Je revins par le côté du nord, passant sous les allées de noyers pleines d’orties et de choux-d’âne, où on faisait aux quilles le dimanche, et remontant par le foirail des porcs, je redescendis sur la place, pour aller voir le régent. Devant la maison, je revis avec plaisir le vieux ormeau près de trois fois centenaire planté du temps de Sully. J’ai ouï-dire à des gens qui en savaient plus que moi, que ce ministre avait ordonné qu’on en plantât un dans toutes les paroisses, au devant de l’église, ou sur une place, pour servir de point de réunion aux gens de l’endroit.

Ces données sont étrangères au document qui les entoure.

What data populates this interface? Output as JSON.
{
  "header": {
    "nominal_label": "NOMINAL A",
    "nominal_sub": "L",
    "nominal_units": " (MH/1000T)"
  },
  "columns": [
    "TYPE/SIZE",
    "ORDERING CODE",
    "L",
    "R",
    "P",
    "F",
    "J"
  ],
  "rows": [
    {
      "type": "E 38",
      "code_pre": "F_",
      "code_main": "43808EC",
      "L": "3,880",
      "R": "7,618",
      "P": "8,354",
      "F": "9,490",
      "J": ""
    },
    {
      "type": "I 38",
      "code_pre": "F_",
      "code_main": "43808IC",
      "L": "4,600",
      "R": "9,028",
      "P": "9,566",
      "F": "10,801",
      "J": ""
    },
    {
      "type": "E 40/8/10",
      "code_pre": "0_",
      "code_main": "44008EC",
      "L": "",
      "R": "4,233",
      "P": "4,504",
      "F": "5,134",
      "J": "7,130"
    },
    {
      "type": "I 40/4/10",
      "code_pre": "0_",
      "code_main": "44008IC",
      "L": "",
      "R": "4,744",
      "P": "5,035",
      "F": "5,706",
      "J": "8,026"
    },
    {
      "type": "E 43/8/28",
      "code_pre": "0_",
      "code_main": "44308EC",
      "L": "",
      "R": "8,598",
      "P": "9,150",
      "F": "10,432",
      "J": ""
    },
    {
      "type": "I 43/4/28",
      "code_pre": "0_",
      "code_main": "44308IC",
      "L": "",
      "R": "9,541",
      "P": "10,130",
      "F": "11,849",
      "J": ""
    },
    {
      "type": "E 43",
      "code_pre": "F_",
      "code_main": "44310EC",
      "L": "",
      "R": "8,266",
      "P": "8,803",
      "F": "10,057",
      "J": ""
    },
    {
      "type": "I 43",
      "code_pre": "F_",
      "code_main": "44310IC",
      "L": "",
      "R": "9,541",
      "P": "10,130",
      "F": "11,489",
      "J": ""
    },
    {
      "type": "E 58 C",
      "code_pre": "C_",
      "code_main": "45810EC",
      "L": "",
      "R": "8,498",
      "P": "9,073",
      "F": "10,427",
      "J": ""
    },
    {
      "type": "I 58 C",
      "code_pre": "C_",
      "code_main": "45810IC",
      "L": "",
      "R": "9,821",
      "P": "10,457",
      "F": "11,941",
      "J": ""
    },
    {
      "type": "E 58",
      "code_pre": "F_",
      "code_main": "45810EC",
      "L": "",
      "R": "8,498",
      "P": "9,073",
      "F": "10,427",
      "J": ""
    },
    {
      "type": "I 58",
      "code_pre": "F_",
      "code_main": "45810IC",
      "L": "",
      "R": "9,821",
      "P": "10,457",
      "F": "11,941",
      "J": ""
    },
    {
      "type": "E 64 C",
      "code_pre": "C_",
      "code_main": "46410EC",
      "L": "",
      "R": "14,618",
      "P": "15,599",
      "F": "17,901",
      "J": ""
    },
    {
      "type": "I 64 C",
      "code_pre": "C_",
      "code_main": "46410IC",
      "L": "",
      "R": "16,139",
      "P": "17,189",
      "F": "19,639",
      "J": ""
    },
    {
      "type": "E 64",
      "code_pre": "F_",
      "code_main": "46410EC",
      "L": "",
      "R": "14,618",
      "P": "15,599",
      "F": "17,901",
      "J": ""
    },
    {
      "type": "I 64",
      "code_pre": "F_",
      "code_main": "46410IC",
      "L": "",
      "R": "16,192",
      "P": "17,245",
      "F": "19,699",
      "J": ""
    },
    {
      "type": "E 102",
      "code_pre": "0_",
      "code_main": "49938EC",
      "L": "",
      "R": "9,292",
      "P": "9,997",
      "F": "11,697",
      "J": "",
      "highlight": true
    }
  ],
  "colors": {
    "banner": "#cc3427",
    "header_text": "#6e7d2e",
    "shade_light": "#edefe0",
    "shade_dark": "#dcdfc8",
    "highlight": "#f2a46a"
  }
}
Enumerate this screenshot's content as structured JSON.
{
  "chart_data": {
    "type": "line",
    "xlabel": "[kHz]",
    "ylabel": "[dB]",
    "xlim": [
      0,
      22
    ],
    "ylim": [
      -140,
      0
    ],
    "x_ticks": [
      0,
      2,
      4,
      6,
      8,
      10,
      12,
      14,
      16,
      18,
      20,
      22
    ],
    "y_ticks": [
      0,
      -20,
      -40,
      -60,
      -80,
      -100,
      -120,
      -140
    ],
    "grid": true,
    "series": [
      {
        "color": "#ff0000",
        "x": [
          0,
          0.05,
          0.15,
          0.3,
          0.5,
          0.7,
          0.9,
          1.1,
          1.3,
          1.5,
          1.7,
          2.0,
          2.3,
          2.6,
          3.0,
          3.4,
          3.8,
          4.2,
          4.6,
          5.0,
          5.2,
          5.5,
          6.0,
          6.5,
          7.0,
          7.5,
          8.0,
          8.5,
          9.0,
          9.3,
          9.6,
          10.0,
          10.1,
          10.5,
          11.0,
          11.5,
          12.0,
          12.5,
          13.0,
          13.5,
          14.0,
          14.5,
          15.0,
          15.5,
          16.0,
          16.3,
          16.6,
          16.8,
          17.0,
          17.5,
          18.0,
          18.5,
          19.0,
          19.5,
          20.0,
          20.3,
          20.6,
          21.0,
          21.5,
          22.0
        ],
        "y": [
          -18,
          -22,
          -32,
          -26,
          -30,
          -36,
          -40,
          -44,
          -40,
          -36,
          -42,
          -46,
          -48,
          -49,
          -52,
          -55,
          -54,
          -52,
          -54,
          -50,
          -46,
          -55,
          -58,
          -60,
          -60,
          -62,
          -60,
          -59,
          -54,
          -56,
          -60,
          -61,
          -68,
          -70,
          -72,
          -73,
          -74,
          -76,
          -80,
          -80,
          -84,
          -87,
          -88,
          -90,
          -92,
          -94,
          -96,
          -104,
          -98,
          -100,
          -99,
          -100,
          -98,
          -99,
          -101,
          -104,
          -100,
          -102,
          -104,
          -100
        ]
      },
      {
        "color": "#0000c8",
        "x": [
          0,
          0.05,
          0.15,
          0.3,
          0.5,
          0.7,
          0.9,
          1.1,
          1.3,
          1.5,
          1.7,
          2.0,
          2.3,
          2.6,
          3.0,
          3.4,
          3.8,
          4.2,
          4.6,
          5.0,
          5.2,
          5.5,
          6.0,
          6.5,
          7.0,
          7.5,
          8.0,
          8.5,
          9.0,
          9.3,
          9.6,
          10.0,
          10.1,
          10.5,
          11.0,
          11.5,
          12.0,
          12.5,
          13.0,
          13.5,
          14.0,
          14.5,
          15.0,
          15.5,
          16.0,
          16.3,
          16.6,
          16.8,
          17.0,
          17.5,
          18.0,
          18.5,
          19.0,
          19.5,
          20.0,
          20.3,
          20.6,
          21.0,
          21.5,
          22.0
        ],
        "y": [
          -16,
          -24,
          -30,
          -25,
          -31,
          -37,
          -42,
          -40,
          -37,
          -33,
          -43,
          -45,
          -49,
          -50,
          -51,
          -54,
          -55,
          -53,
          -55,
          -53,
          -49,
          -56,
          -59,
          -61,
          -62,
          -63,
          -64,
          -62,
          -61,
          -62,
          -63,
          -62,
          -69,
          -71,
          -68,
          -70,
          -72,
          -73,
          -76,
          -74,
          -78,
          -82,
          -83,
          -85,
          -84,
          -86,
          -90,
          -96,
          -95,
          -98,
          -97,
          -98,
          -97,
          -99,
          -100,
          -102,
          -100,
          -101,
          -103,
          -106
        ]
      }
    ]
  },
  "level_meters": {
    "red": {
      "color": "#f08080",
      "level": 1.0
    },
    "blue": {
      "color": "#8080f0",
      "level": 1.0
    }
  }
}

C’est sur cet arbre, que les meneurs d’ours faisaient grimper leurs bêtes, à la grande joie des enfants ; et, la nuit, les poules des maisons de la place juchaient sur ses hautes branches.

Il était toujours là avec son tronc noueux, plein de verrues, et ses grands mars, gros comme des arbres ordinaires. Les orages lui avaient bien cassé quelques branches, mais il était encore solide et vigoureux. Le pauvre arbre ne faisait de mal à personne, au contraire, il rendait des services, et ornait un peu la place ; et puis il était si vieux qu’on aurait dû le respecter ; mais quelques années après on l’a jeté à terre.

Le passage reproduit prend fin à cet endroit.